By guest blogger Daniel Hoffman:
Matthew Herper has made many astute points over the years while covering the pharmaceutical industry for Forbes. Late last month he wrote a piece that was probably intended to provoke when he discussed “Five Reasons Branded Drug Prices Will Keep Rising.” After reading an AARP study about drug prices rising 8% last year, during a period of negative inflation, Herper made the case that constantly rising pharma prices are unavoidable. His five reasons, which actually boil down to three, don’t stand close scrutiny.
The first of Herper’s reasons concerns consumer behavior. He claims that people who are well maintained on a branded, prescription product prefer not to switch to an equivalent generic. Now that static inertia may characterize a certain segment of patients, but if it does, it represents a failure of the HMOs and other insurers to do their job of controlling costs.
The decision about using a brand or an equivalent generic typically occurs at the pharmacy counter. If the pharmacist presents a choice, as the insurer dictates, between a $10 generic copay and a $30 brand copay, inertia and other reasons will lead some people to stay with the brand. But make that copay choice $10 for the generic versus $100 for the brand, and static inertia will lose.
Herper’s next two reasons for ever growing drug costs amount to one phenomenon. Basically, he notes correctly that the longer a brand remains on the market under patent protection, the more its parent company jacks up prices to extract higher revenues before patent loss. This is particularly the case during the last year of patent life and the first year following expiration, when the companies want to squeeze more money “from the people who believe (usually wrongly) that the brand is better.” [Sic]
True enough, but Herper’s explanation is tantamount to saying that a neighbor’s house is a pigsty because his two-year old toddler makes a mess of the place. Parenting and good citizenship both demand some responsibility. Pharma companies are free to raise their price substantially during a deep recession because healthcare does not function as a market that punishes them by chopping their revenues.
Most countries address the problem with national pricing boards that carry the threat of “compulsory licensing,” i.e., if a drug is not priced affordably, the country will break its patent and let other companies sell it as a generic. That’s too draconian for the US, with our reverence for private property. Some people in Congress tried to restrain capricious price increases by giving Medicare and Medicaid the ability to bargain prices with the pharmas, the way the Veterans Administration does. But President Obama dashed that move in his belief that a castrated healthcare reform would enhance his popularity and his party’s hold in Congress.
Other approaches such as payer/PBM purchasing combines and uniform formularies also offer opportunities for controlling these aggressive price increases, but they demand getting off the couch and disciplining some outfits that possess a two-year-old’s lack of social conscience.

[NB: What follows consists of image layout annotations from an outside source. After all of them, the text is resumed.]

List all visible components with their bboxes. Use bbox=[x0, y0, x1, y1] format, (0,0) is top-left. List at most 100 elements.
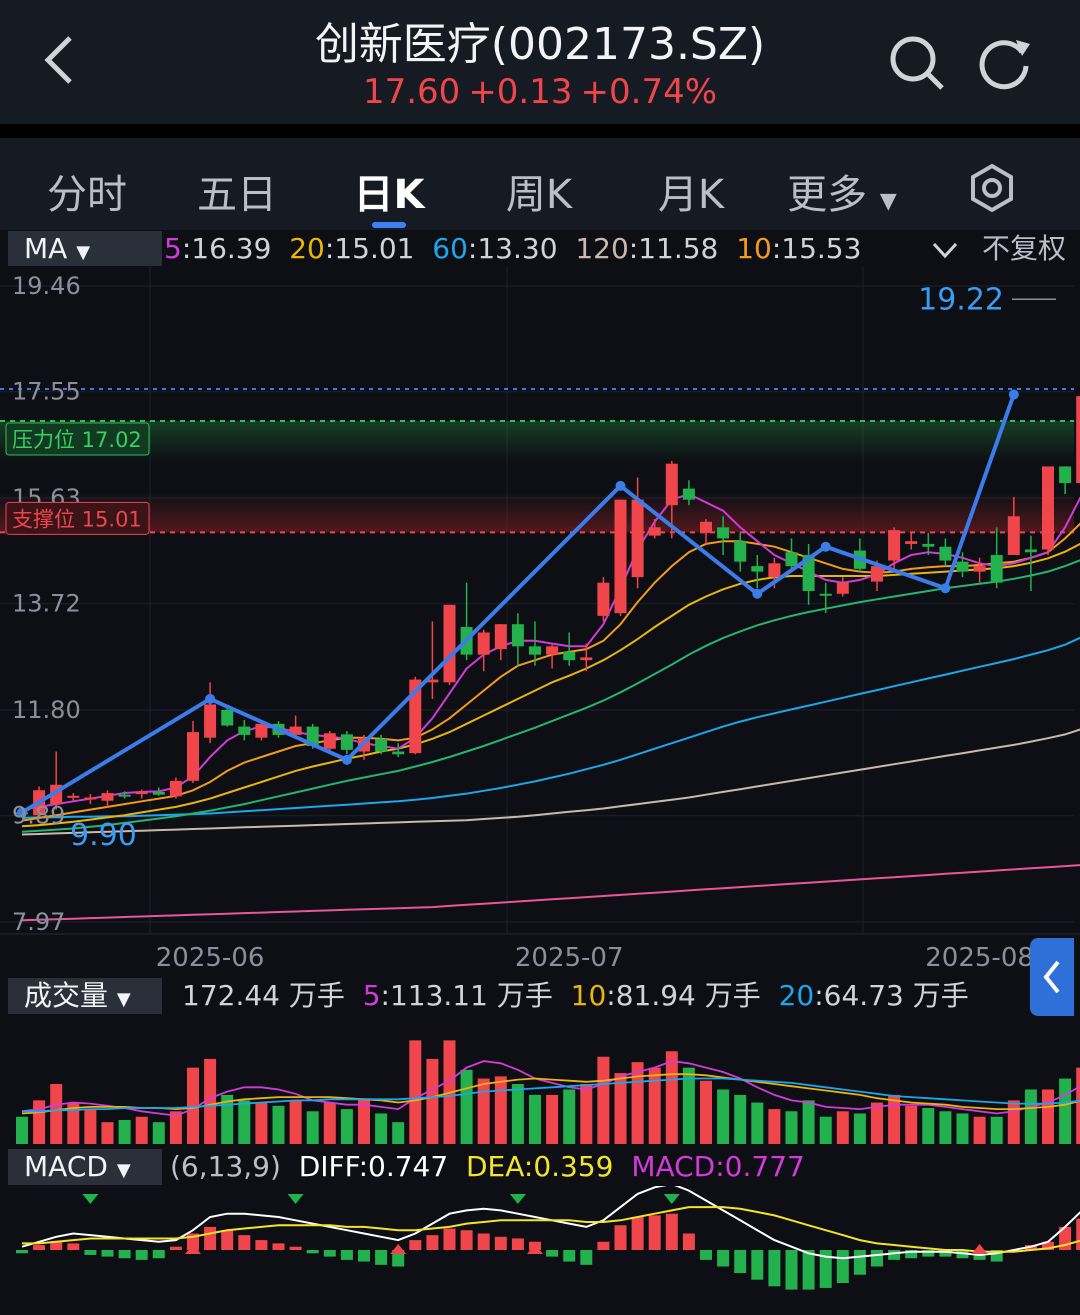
macd-bar bbox=[255, 1240, 268, 1250]
candle[interactable] bbox=[648, 519, 661, 539]
ma-selector-label: MA bbox=[24, 232, 68, 265]
candle[interactable] bbox=[888, 527, 901, 572]
volume-bar bbox=[836, 1111, 849, 1144]
expand-chevron-icon[interactable] bbox=[930, 238, 960, 262]
settings-icon[interactable] bbox=[966, 162, 1018, 214]
volume-bar bbox=[939, 1111, 952, 1144]
candle[interactable] bbox=[1042, 466, 1054, 556]
volume-bar bbox=[922, 1108, 935, 1144]
candle[interactable] bbox=[169, 777, 182, 799]
volume-chart[interactable] bbox=[0, 1016, 1080, 1148]
volume-bar bbox=[358, 1098, 370, 1144]
candle[interactable] bbox=[426, 621, 439, 699]
macd-bar bbox=[665, 1213, 678, 1250]
back-icon[interactable] bbox=[36, 30, 86, 90]
macd-bar bbox=[323, 1250, 336, 1257]
candle[interactable] bbox=[905, 532, 918, 550]
candle[interactable] bbox=[700, 519, 712, 544]
tab-monthly-k[interactable]: 月K bbox=[657, 172, 725, 218]
candle[interactable] bbox=[187, 721, 199, 784]
volume-bar bbox=[648, 1067, 661, 1144]
candle[interactable] bbox=[392, 743, 405, 758]
candle[interactable] bbox=[529, 621, 541, 666]
candle[interactable] bbox=[1007, 496, 1020, 556]
tab-more[interactable]: 更多 ▼ bbox=[772, 162, 912, 220]
ma-selector[interactable]: MA ▼ bbox=[8, 231, 162, 267]
side-panel-toggle[interactable] bbox=[1030, 938, 1074, 1016]
candle[interactable] bbox=[375, 734, 388, 755]
candle[interactable] bbox=[443, 604, 456, 686]
y-axis-label: 19.46 bbox=[12, 272, 81, 300]
candle[interactable] bbox=[1024, 535, 1037, 591]
candle[interactable] bbox=[734, 532, 747, 572]
macd-bar bbox=[939, 1250, 952, 1257]
trend-point bbox=[341, 754, 352, 765]
tab-daily-k[interactable]: 日K bbox=[353, 172, 425, 218]
candle[interactable] bbox=[84, 794, 97, 805]
volume-bar bbox=[1076, 1067, 1080, 1144]
volume-bar bbox=[33, 1100, 46, 1144]
candle[interactable] bbox=[717, 516, 730, 556]
adjust-mode-button[interactable]: 不复权 bbox=[982, 232, 1067, 265]
volume-bar bbox=[67, 1102, 80, 1144]
candle[interactable] bbox=[802, 543, 815, 605]
candle[interactable] bbox=[340, 731, 353, 755]
candle[interactable] bbox=[922, 532, 935, 556]
candle[interactable] bbox=[1076, 364, 1080, 489]
refresh-icon[interactable] bbox=[976, 32, 1036, 92]
candle[interactable] bbox=[118, 791, 131, 799]
candlestick-chart[interactable]: 19.4617.5515.6313.7211.809.897.972025-06… bbox=[0, 266, 1080, 976]
candle[interactable] bbox=[101, 790, 114, 807]
candle[interactable] bbox=[323, 731, 336, 752]
candle[interactable] bbox=[785, 538, 798, 572]
tab-intraday[interactable]: 分时 bbox=[47, 172, 127, 218]
volume-bar bbox=[477, 1078, 490, 1144]
volume-bar bbox=[682, 1067, 695, 1144]
candle[interactable] bbox=[494, 624, 507, 661]
candle[interactable] bbox=[751, 555, 764, 589]
candle[interactable] bbox=[939, 538, 952, 567]
macd-diff: DIFF:0.747 bbox=[298, 1150, 449, 1183]
volume-bar bbox=[221, 1094, 234, 1144]
macd-bar bbox=[33, 1245, 46, 1250]
volume-bar bbox=[375, 1113, 388, 1144]
candle[interactable] bbox=[682, 480, 695, 506]
volume-bar bbox=[871, 1102, 883, 1144]
candle[interactable] bbox=[836, 577, 849, 597]
volume-selector[interactable]: 成交量 ▼ bbox=[8, 978, 162, 1014]
search-icon[interactable] bbox=[886, 32, 946, 92]
volume-bar bbox=[1007, 1100, 1020, 1144]
candle[interactable] bbox=[563, 632, 576, 666]
candle[interactable] bbox=[956, 552, 969, 578]
candle[interactable] bbox=[614, 499, 627, 616]
candle[interactable] bbox=[631, 477, 644, 589]
candle[interactable] bbox=[67, 793, 80, 802]
macd-bar bbox=[272, 1243, 285, 1250]
candle[interactable] bbox=[819, 582, 832, 614]
candle[interactable] bbox=[597, 577, 610, 622]
ma5-line bbox=[21, 493, 1080, 811]
volume-bar bbox=[460, 1069, 473, 1144]
macd-chart[interactable] bbox=[0, 1186, 1080, 1315]
candle[interactable] bbox=[1059, 466, 1072, 495]
y-axis-label: 13.72 bbox=[12, 590, 81, 618]
tab-weekly-k[interactable]: 周K bbox=[505, 172, 573, 218]
candle[interactable] bbox=[990, 527, 1003, 589]
candle[interactable] bbox=[204, 682, 217, 744]
macd-bar bbox=[289, 1246, 302, 1250]
macd-bar bbox=[340, 1250, 353, 1260]
candle[interactable] bbox=[511, 613, 524, 666]
tab-five-day[interactable]: 五日 bbox=[197, 172, 277, 218]
x-axis-label: 2025-08 bbox=[925, 943, 1034, 973]
candle[interactable] bbox=[135, 789, 148, 799]
candle[interactable] bbox=[546, 644, 559, 669]
candle[interactable] bbox=[580, 643, 593, 672]
macd-selector[interactable]: MACD ▼ bbox=[8, 1149, 162, 1185]
candle[interactable] bbox=[221, 705, 234, 727]
candle[interactable] bbox=[152, 787, 165, 796]
dropdown-caret-icon: ▼ bbox=[879, 189, 897, 214]
candle[interactable] bbox=[477, 629, 490, 672]
candle[interactable] bbox=[238, 719, 251, 741]
candle[interactable] bbox=[973, 557, 986, 583]
volume-bar bbox=[990, 1116, 1003, 1144]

Herper’s last two reasons deal with the fact that pharmas are devoting more effort to areas such as oncology and relatively rare, niche conditions. Annual, per patient drug costs in these areas typically run well into six figures.
But while this is precisely what the pharmas are doing, the trend is self-limiting. Insurers will not be able to pay such prices across all therapies without raising premiums to unacceptably high levels. At present, even in rare conditions such as Gaucher’s disease, they make patients come up with a copay amounting to 20% of the $200,000 annual cost. As soon as drug companies try that approach on a condition such as breast cancer, where loud patient advocate groups are important stakeholders, the pharmas will fold like a bad poker hand. Only an egocentric baby can say, “Lady, you’ll only live if you can pay $40,000 a year.” If profit-making businesses try that, they will get caned.